I never noticed the poor audio, but I haven't listened since I got my new stereo.

My main complaint might be that the music is arranged by opus (I rarely listen to the non-instrumental works, so I am forced to skip a lot of tracks, which is why I purchased the Emerson and Sinopoli albums--not a bad idea, as they are great), which I paradoxically also appreciate (fewer CDs, chronological order of composition).

I think it's still a nice set.


----------



## Manxfeeder (Oct 19, 2010)

brotagonist said:


> I would definitely like having the BPO performances, too, if I can locate a copy at a dirt-cheap price or as a longterm project :tiphat:


It took me 14 years, but one day at the used CD store, there it was for $17. I remember letting out an audible gasp which drew some curious gazes from the other browsers.


----------



## starthrower (Dec 11, 2010)

brotagonist said:


> I never noticed the poor audio, but I haven't listened since I got my new stereo.
> .


It's still very listenable. And the music itself sounds good. There's just a high noise to signal ratio.

I can't really complain too much, as I got it as part of the Varese, Carter, Berio box for about 15 dollars.


----------



## brotagonist (Jul 11, 2013)

I've had the set since about 1990 or so  If the newer one should show up at a sensational price, minimum quality used very good, it's mine!


----------



## starthrower (Dec 11, 2010)

brotagonist said:


> I've had the set since about 1990 or so  If the newer one should show up at a sensational price, minimum quality used very good, it's mine!


You can get it new for a lot less than it was selling for a year ago. About 30 US dollars including shp.


----------



## brotagonist (Jul 11, 2013)

I looked. It's about $40 plus shipping in Canada and the UK site doesn't make it any cheaper. Ordering from the States is no longer an option: since about 2 years, shipping is $14.30 per album! I already have all the music, anyway, and I can avail myself of Naxos ML and YT, too.

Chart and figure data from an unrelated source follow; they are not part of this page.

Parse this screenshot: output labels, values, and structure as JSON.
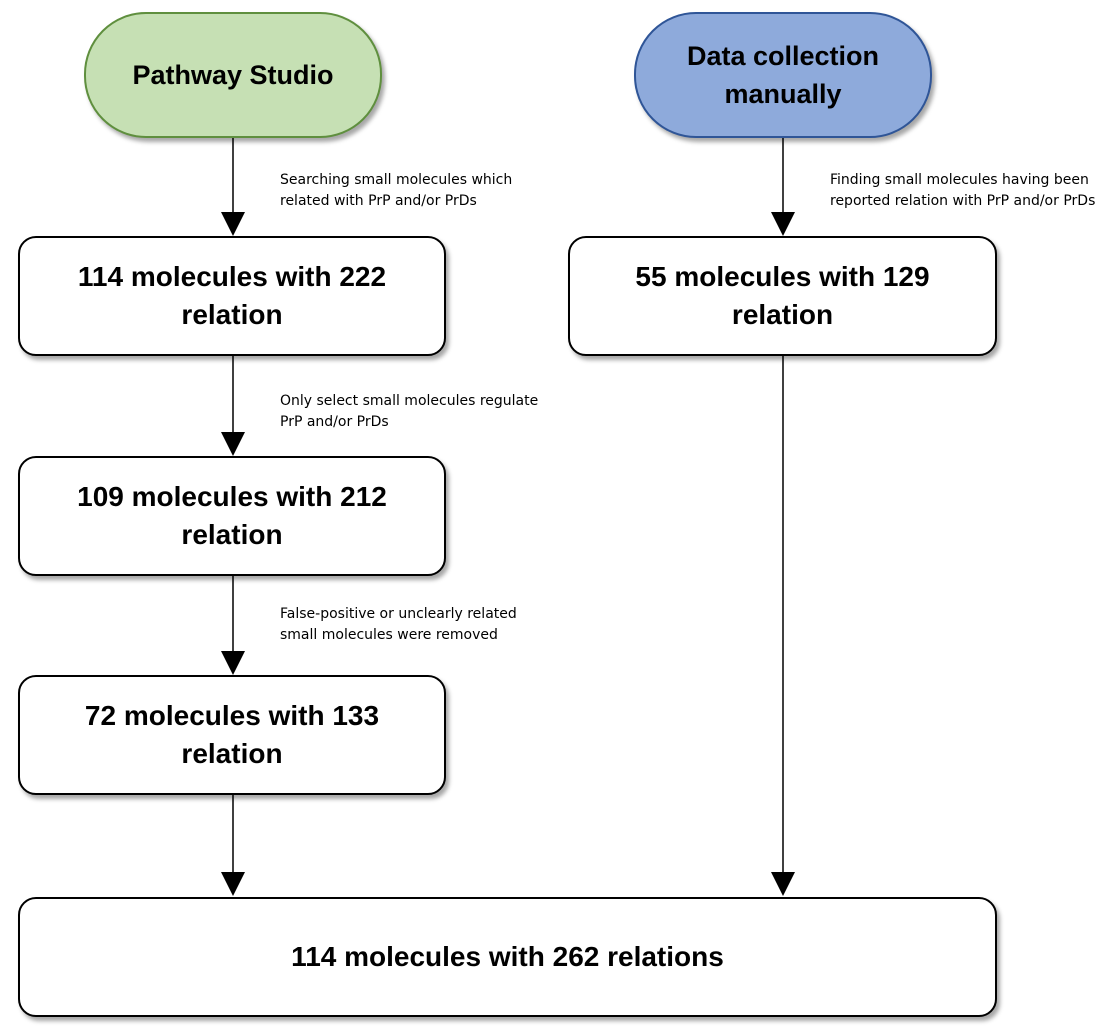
{
  "sources": {
    "left": "Pathway Studio",
    "right_line1": "Data collection",
    "right_line2": "manually"
  },
  "steps": {
    "left1_line1": "114 molecules with 222",
    "left1_line2": "relation",
    "left2_line1": "109 molecules with 212",
    "left2_line2": "relation",
    "left3_line1": "72 molecules with 133",
    "left3_line2": "relation",
    "right1_line1": "55 molecules with 129",
    "right1_line2": "relation",
    "final": "114 molecules with 262 relations"
  },
  "notes": {
    "left1_line1": "Searching small molecules which",
    "left1_line2": "related with PrP and/or PrDs",
    "left2_line1": "Only select small molecules regulate",
    "left2_line2": "PrP and/or PrDs",
    "left3_line1": "False-positive or unclearly related",
    "left3_line2": "small molecules were removed",
    "right1_line1": "Finding small molecules having been",
    "right1_line2": "reported relation with PrP and/or PrDs"
  },
  "colors": {
    "left_source_fill": "#c6e0b4",
    "right_source_fill": "#8eaadb",
    "arrow": "#000000"
  }
}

I'm not hankering to buy yet another version, but if the price is attractive, I would indulge in the luxury of an additional performance.


----------



## starthrower (Dec 11, 2010)

^^^
OK then, I'll have to get it!


----------



## Kibbles Croquettes (Dec 2, 2014)

brotagonist said:


> I never noticed the poor audio, but I haven't listened since I got my new stereo.
> 
> My main complaint might be that the music is arranged by opus (I rarely listen to the non-instrumental works, so I am forced to skip a lot of tracks, which is why I purchased the Emerson and Sinopoli albums--not a bad idea, as they are great), which I paradoxically also appreciate (fewer CDs, chronological order of composition).
> 
> I think it's still a nice set.


Well, on the other hand arraning the music by opus numbers may group them more coherently. On the later set, the 6CD DG set, some of the pieces become associated in strange ways. For example: the posthumous 5 pieces for orchestra and 3 orchestral songs are grouped with the later serial works, instead of the orchestral pieces op. 10 or the orchestral songs op. 8 or op. 13. The quartet and concerto are grouped with the orchestral lieder and the opus 10 pieces. The four pieces op. 7 and variations op. 27 seem like they got lost and somehow were forgotten on the sixth CD with all the posthumous stuff.

To me all that seems a little odd. Like Pink Floyd's _Wish you were here_ would lead to _Comfortably numb_ and that then to _Saucerful of Secrets_. My brain is scrambled!


----------